Intelligent and very imaginative people at a major financial institution introduced the idea of packaging home mortgages into securities salable in financial markets. They are called Mortgage Backed Securities (MBS). The purpose was to invent something attractive to buy for the people holding capital. The digital age, in which we live, allows the complex accounting tasks involved to be assigned to a computer.

The governing rationale to the scheme was this: that mortgages, when pooled together by thousands in a package, hold less risk than their average individual risk. The assessment of risk is not an exact art. Mathematically astute people persuaded the financial community that financial engineering – smart packaging – produced securities of good return but low risk. The ratings agencies must have been cowed by the arguments (or otherwise influenced) because they certified these securities as, indeed, low risk. So an offer was created that investors couldn’t refuse; a certified safe investment with a good return. That the theory about safeness was wrong became apparent with the financial collapse that ensued; events belied the theory’s predictions.

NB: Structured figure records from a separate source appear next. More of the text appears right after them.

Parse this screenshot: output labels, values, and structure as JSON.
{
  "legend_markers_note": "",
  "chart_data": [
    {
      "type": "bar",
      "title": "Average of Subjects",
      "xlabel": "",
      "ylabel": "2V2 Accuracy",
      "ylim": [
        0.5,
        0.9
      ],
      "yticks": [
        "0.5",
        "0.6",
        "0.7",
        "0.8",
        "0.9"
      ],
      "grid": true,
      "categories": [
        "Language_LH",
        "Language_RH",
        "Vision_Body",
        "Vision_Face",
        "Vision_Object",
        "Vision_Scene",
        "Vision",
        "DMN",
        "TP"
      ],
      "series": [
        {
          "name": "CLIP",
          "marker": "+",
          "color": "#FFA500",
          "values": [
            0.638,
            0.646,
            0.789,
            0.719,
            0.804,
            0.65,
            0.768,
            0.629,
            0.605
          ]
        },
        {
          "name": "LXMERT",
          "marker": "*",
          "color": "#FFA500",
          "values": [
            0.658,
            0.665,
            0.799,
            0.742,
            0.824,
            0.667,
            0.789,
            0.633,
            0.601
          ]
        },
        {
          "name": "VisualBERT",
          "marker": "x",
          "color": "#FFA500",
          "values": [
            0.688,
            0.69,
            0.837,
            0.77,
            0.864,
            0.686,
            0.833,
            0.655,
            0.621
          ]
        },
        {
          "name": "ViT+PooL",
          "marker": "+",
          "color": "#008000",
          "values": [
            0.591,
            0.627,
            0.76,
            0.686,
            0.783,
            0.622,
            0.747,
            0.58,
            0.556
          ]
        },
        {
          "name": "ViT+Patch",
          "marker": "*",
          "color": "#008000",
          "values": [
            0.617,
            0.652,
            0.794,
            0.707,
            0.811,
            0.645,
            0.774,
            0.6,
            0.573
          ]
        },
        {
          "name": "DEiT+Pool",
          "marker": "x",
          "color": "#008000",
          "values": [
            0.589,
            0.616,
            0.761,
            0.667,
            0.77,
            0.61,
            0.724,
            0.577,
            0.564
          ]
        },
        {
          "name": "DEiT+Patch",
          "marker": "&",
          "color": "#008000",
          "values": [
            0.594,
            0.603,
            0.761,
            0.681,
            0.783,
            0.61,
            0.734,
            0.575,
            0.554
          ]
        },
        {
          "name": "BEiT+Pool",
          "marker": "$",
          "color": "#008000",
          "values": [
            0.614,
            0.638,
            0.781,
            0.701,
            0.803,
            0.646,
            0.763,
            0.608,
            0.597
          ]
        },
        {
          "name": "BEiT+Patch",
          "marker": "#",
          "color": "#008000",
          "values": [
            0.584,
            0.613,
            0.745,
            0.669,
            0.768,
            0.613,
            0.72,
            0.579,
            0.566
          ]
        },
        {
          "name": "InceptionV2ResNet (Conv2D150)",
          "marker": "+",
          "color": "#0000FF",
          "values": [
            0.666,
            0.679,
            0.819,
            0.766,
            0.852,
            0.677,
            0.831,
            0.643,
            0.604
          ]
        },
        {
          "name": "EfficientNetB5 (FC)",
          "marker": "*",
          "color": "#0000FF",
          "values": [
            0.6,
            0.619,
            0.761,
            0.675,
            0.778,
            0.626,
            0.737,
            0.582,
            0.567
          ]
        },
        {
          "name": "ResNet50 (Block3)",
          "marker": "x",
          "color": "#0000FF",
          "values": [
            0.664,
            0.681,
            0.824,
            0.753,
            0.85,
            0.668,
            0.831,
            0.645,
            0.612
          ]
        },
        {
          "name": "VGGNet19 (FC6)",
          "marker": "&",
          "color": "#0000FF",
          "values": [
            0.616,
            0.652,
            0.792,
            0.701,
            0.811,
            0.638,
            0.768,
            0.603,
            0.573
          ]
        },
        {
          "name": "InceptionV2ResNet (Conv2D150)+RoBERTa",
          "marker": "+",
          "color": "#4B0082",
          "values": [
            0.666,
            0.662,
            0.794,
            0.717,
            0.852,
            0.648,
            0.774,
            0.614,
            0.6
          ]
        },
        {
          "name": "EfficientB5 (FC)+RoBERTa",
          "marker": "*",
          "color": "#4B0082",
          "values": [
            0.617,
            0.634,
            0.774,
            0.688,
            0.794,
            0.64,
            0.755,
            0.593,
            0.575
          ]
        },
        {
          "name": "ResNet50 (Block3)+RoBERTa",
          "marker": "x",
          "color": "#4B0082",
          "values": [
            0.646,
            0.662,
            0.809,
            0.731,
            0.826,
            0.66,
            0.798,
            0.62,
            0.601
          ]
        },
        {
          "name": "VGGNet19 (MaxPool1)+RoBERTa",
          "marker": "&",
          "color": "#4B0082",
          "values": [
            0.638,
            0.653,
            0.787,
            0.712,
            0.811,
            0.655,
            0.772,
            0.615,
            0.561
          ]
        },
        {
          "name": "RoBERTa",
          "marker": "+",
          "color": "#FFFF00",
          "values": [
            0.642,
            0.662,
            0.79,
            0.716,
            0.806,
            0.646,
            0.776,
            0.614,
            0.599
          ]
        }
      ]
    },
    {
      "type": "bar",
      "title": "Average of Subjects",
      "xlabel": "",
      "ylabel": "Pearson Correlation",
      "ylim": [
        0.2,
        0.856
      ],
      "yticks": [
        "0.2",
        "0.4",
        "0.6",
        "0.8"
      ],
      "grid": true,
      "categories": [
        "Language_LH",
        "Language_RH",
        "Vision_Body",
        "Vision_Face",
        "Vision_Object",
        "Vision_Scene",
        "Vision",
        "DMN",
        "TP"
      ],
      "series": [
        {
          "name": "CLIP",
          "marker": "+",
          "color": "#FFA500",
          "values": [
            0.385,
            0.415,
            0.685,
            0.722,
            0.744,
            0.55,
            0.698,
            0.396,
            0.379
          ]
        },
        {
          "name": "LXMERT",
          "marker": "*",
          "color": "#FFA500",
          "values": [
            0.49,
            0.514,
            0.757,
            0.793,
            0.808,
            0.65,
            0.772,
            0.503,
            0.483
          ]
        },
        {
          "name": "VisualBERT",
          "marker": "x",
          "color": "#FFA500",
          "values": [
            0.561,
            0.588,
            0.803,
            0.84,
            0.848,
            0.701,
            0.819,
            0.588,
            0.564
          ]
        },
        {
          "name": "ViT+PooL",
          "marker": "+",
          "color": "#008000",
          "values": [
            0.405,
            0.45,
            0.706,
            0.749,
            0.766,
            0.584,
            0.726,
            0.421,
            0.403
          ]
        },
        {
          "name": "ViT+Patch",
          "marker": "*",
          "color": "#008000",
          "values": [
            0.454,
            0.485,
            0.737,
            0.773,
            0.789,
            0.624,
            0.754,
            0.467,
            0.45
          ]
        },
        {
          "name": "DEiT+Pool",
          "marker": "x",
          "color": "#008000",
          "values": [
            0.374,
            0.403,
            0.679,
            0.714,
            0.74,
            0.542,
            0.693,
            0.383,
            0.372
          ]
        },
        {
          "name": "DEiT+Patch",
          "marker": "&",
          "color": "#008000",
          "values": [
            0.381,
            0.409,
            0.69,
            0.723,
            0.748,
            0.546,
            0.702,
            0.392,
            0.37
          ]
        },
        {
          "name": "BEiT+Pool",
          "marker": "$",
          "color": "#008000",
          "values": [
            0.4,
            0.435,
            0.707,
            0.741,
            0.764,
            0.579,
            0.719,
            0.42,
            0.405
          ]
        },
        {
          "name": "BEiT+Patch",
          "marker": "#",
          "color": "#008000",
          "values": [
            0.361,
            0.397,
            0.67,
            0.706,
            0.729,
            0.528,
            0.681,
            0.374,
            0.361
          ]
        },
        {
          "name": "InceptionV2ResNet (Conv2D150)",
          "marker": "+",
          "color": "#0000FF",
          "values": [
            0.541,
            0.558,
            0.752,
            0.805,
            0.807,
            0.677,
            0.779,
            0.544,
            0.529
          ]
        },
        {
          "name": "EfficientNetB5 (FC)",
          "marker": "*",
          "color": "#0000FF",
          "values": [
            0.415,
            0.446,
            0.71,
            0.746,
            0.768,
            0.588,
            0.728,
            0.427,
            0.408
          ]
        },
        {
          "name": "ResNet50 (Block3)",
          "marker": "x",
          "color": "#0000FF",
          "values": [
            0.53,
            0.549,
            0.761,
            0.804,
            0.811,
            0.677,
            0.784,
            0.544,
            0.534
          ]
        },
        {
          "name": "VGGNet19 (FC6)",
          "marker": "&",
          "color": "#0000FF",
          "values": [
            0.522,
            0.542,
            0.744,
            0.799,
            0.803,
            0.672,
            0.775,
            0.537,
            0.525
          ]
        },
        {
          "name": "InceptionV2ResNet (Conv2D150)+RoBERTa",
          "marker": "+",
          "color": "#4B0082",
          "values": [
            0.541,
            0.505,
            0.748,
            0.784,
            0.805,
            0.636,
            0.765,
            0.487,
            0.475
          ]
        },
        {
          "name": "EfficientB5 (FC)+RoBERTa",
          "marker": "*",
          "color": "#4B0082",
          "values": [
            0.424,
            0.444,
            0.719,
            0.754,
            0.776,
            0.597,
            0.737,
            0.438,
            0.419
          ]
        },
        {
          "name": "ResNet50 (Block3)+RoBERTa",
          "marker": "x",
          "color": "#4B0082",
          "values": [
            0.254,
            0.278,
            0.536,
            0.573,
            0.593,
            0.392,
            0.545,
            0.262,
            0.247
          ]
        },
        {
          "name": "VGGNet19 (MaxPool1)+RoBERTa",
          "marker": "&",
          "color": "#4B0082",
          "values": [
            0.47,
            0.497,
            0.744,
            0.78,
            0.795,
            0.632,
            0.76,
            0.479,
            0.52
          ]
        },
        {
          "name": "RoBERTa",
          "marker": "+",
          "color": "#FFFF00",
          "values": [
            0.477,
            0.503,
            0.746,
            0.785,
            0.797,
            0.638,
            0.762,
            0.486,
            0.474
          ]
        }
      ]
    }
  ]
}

A demand for mortgages to package into securities arose. It incentivized mortgage-lending banks to produce more mortgages; to court new home buyers in order to replenish and sell their mortgage holdings again. Thus loan eligibility requirements become lax and the mortgages being absorbed into pools were ever more risky. When this became apparent the value of the Mortgage Backed Securities dropped precipitously. The scheme collapsed bringing the market down with it.

See Can Growth be Sustainable?

An essential element of our economic structure – the financial market – depends intimately on gambling! And, among the gamblers, are marvelously clever fellows. Their originality shows itself in the creation of novel financial instruments. Those who game the system see the activity as an art form. They feel a calling to do it. They are probing its limits. Just such probing is respected in many fields of activity – in sport, in art, in science, in dance, in mathematics, in music … Only the most gifted among us probe the limits of a human construct.

After every market collapse there arises a howl of indignation. People are indignant about the perfidy of the perpetrators. How could such chicanery be allowed to happen? Why can’t laws be passed that will stabilize the market and prevent these fluctuations; prevent rogues from manipulating the market?

I suspect that nature will not allow us to rid ourselves of rogues. They are as necessary to us as gambling is. No law can guarantee a clean demarcation between productive and unproductive speculation. The reform of banking, say, by resurrection of the Glass-Steagall Act of 1933, repealed in 1999, will be a deterrent to some schemes. But nature evolves, as will financial institutions evolve, and new mischief will be created to upset them – perhaps, next time, by an emancipated woman instead of a man. Society must perpetually re-adjust its legal stance, each time proscribing the last blow it received. Future originality, by the meaning of the concept, is not predictable. So human institutions will always be under attack. The price of well-being is eternal vigilance.

Of course, a life devoted only to vigilance is a meagre one. Playful irreverence is needed for fullness. And that is what motivates the attackers.